Un approccio che permette di avere una visione a 360 gradi della vita nelle Dolomiti di Brenta, comprendendo quindi i diversi organismi che popolano le nostre montagne, dai vertebrati, alle piante, dai licheni agli insetti, un mondo quest’ultimo non molto conosciuto ai più, ma pieno di sorprese anche per gli stessi addetti ai lavori, così come è accaduto agli scopritori della farfalla notturna “Sattleria dell’enrosadira”, i cui maschi iniziano a volare al tramonto, quando le montagne si colorano di rosso.

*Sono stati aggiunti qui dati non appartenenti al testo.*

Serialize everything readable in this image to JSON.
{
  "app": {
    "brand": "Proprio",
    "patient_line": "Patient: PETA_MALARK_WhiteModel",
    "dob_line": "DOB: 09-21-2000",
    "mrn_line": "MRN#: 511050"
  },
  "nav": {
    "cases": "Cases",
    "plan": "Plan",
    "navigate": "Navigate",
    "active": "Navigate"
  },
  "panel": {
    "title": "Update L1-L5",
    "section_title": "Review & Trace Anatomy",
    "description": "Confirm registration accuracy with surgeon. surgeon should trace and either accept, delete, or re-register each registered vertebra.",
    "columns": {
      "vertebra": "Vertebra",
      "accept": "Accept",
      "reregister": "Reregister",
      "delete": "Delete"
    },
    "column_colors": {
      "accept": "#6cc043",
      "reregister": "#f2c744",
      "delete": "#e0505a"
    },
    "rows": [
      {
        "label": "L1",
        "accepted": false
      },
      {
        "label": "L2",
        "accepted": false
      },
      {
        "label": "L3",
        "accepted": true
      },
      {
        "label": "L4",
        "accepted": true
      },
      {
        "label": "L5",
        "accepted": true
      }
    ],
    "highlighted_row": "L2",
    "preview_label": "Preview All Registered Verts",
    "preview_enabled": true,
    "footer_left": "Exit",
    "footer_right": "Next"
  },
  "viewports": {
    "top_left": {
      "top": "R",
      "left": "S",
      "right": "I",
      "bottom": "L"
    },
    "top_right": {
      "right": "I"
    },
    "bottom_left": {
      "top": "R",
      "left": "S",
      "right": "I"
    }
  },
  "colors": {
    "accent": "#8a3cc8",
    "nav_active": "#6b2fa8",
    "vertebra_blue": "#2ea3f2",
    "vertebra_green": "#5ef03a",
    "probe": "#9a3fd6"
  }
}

«Il nome scientifico specifico enrosadira che abbiamo dato a questa falena – spiega Giovanni Timossi – è dedicato proprio all’affascinante fenomeno di arrossamento delle Dolomiti al tramonto. Ci siamo imbattuti in questi coleotteri nelle aree di studio alla base di Cima Grosté, a una quota di circa 2.700 metri e poco sotto il ghiacciaio d’Agola e con sorpresa ci siamo resi conto che in loro c’era qualcosa d’interessante e di particolare, così è partito il processo di descrizione e studio, scoprendo che si trattava di una specie endemica delle Dolomiti di Brenta».
Per ora sono stati scoperti solo gli esemplari maschi di questa specie, il prossimo obiettivo è di allargare le ricerche anche alle femmine che, a differenza dei loro compagni, non volano. Anche questa farfalla notturna deve però fare i conti con gli effetti dei cambiamenti climatici, perché per seguire la flora che garantisce la sua vita potrà essere costretta a salire via via di quota, naturalmente fino a quando l’habitat a lei congeniale resisterà all’aumento globale delle temperature.

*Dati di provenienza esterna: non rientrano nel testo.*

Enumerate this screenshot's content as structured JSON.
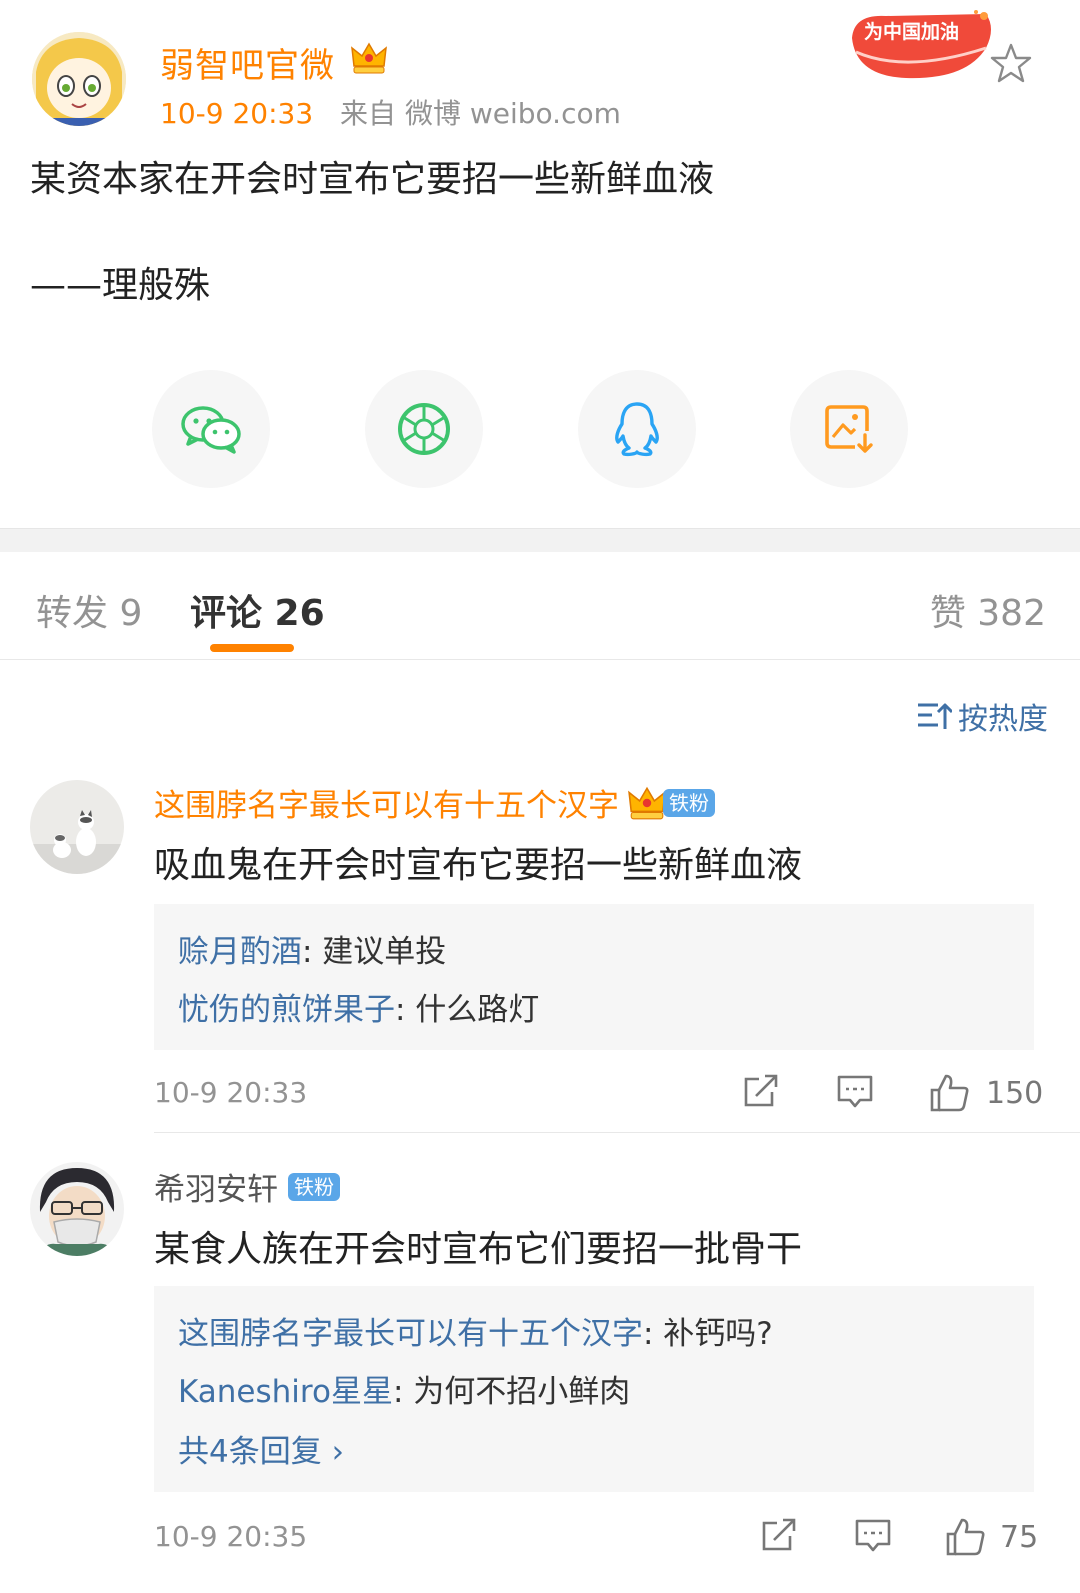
{
  "post": {
    "author": "弱智吧官微",
    "time": "10-9 20:33",
    "source": "来自 微博 weibo.com",
    "badge_text": "为中国加油",
    "text": "某资本家在开会时宣布它要招一些新鲜血液",
    "signature": "——理般殊",
    "share_icons": [
      "wechat-icon",
      "moments-icon",
      "qq-icon",
      "save-image-icon"
    ]
  },
  "tabs": {
    "forward": "转发 9",
    "comment": "评论 26",
    "like": "赞 382"
  },
  "sort_label": "按热度",
  "comments": [
    {
      "user": "这围脖名字最长可以有十五个汉字",
      "badge": "铁粉",
      "text": "吸血鬼在开会时宣布它要招一些新鲜血液",
      "replies": [
        {
          "user": "赊月酌酒",
          "text": ": 建议单投"
        },
        {
          "user": "忧伤的煎饼果子",
          "text": ": 什么路灯"
        }
      ],
      "time": "10-9 20:33",
      "likes": "150"
    },
    {
      "user": "希羽安轩",
      "badge": "铁粉",
      "text": "某食人族在开会时宣布它们要招一批骨干",
      "replies": [
        {
          "user": "这围脖名字最长可以有十五个汉字",
          "text": ": 补钙吗?"
        },
        {
          "user": "Kaneshiro星星",
          "text": ": 为何不招小鲜肉"
        }
      ],
      "more_replies": "共4条回复 ›",
      "time": "10-9 20:35",
      "likes": "75"
    }
  ],
  "colors": {
    "accent_orange": "#ff8200",
    "link_blue": "#3f70a6",
    "fan_badge": "#5aa6e8"
  }
}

Stessa sorte anche per un altro insetto, diventato per i ricercatori una vera e propria sentinella dei cambiamenti climatici nelle Dolomiti di Brenta: il Coleottero Carabide Nebria germarii, una specie specializzata a vivere in ambienti ghiacciati e nel caso specifico di BioMiti in ciò che resta della vedretta d’Agola. A seguire le sue sorti, legata al ritiro dei ghiacciai, sono i ricercatori della Sezione di Zoologia degli invertebrati e idrobiologia del Muse, in particolare Mauro Gobbi.

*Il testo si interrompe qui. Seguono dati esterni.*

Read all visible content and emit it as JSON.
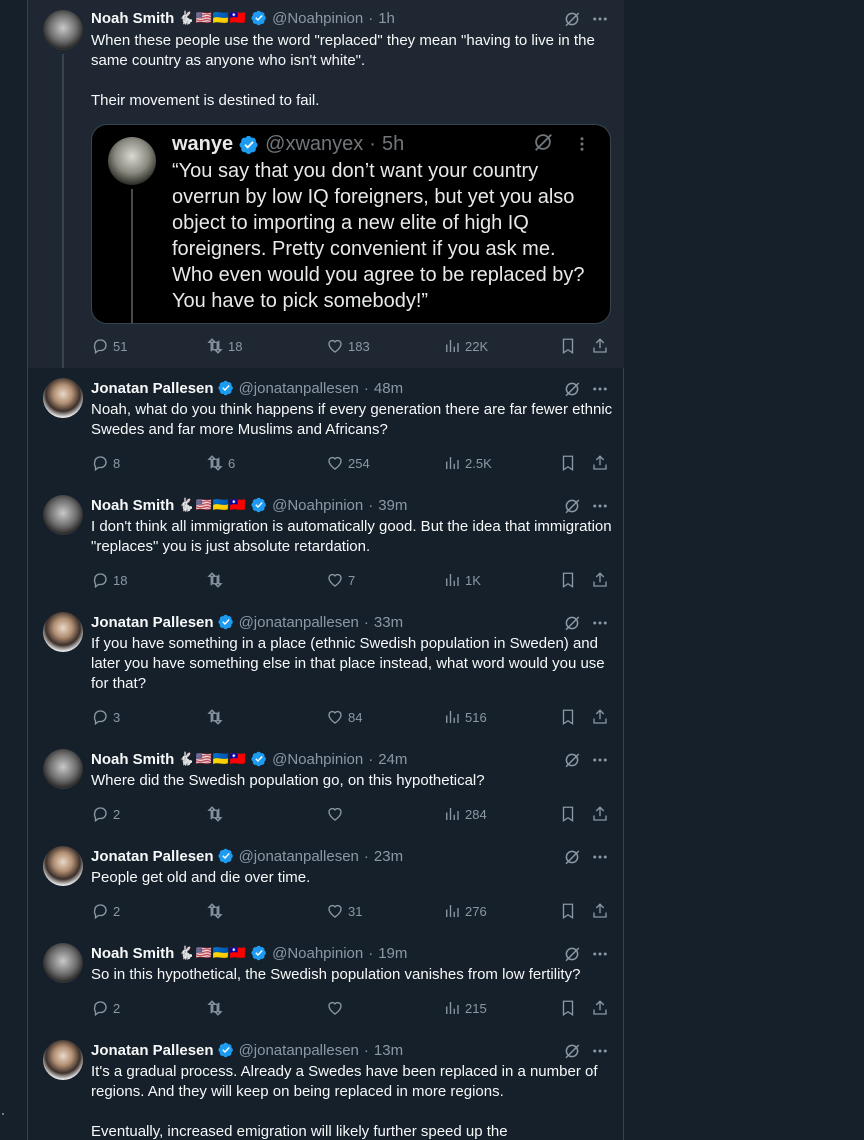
{
  "tweets": [
    {
      "name": "Noah Smith",
      "flags": "🐇🇺🇸🇺🇦🇹🇼",
      "handle": "@Noahpinion",
      "time": "1h",
      "body": "When these people use the word \"replaced\" they mean \"having to live in the same country as anyone who isn't white\".\n\nTheir movement is destined to fail.",
      "replies": "51",
      "reposts": "18",
      "likes": "183",
      "views": "22K",
      "quote": {
        "name": "wanye",
        "handle": "@xwanyex",
        "time": "5h",
        "text": "“You say that you don’t want your country overrun by low IQ foreigners, but yet you also object to importing a new elite of high IQ foreigners. Pretty convenient if you ask me. Who even would you agree to be replaced by? You have to pick somebody!”"
      }
    },
    {
      "name": "Jonatan Pallesen",
      "handle": "@jonatanpallesen",
      "time": "48m",
      "body": "Noah, what do you think happens if every generation there are far fewer ethnic Swedes and far more Muslims and Africans?",
      "replies": "8",
      "reposts": "6",
      "likes": "254",
      "views": "2.5K"
    },
    {
      "name": "Noah Smith",
      "flags": "🐇🇺🇸🇺🇦🇹🇼",
      "handle": "@Noahpinion",
      "time": "39m",
      "body": "I don't think all immigration is automatically good. But the idea that immigration \"replaces\" you is just absolute retardation.",
      "replies": "18",
      "reposts": "",
      "likes": "7",
      "views": "1K"
    },
    {
      "name": "Jonatan Pallesen",
      "handle": "@jonatanpallesen",
      "time": "33m",
      "body": "If you have something in a place (ethnic Swedish population in Sweden) and later you have something else in that place instead, what word would you use for that?",
      "replies": "3",
      "reposts": "",
      "likes": "84",
      "views": "516"
    },
    {
      "name": "Noah Smith",
      "flags": "🐇🇺🇸🇺🇦🇹🇼",
      "handle": "@Noahpinion",
      "time": "24m",
      "body": "Where did the Swedish population go, on this hypothetical?",
      "replies": "2",
      "reposts": "",
      "likes": "",
      "views": "284"
    },
    {
      "name": "Jonatan Pallesen",
      "handle": "@jonatanpallesen",
      "time": "23m",
      "body": "People get old and die over time.",
      "replies": "2",
      "reposts": "",
      "likes": "31",
      "views": "276"
    },
    {
      "name": "Noah Smith",
      "flags": "🐇🇺🇸🇺🇦🇹🇼",
      "handle": "@Noahpinion",
      "time": "19m",
      "body": "So in this hypothetical, the Swedish population vanishes from low fertility?",
      "replies": "2",
      "reposts": "",
      "likes": "",
      "views": "215"
    },
    {
      "name": "Jonatan Pallesen",
      "handle": "@jonatanpallesen",
      "time": "13m",
      "body": "It's a gradual process. Already a Swedes have been replaced in a number of regions. And they will keep on being replaced in more regions.\n\nEventually, increased emigration will likely further speed up the",
      "replies": "",
      "reposts": "",
      "likes": "",
      "views": ""
    }
  ],
  "separator": "·",
  "colors": {
    "background": "#15202b",
    "highlight": "#1e2732",
    "verified": "#1d9bf0",
    "muted": "#8b98a5"
  }
}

«Essendo amanti del ghiaccio – spiega Mauro Gobbi – le popolazioni di questo coleottero nelle Dolomiti di Brenta sono purtroppo prossime a rischio di estinzione. Dalle ricerche che abbiamo effettuato sulla sua distribuzione, risulta che in un secolo si è spostato di circa 350 metri di altitudine verso l’alto. Si tratta quindi di una specie che ha visto il suo habitat progressivamente ridursi e frammentarsi e in alcune zone si è ovviamente già estinta. Con i cambiamenti climatici ci sono dei vincitori e sicuramenti dei perdenti, cioè quelle specie esclusive degli ambienti glaciali, spesso endemiche, che rappresentano un tassello all’interno dei delicati equilibri delle reti ecologiche e reti trofiche che guidano il corretto funzionamento degli ecosistemi».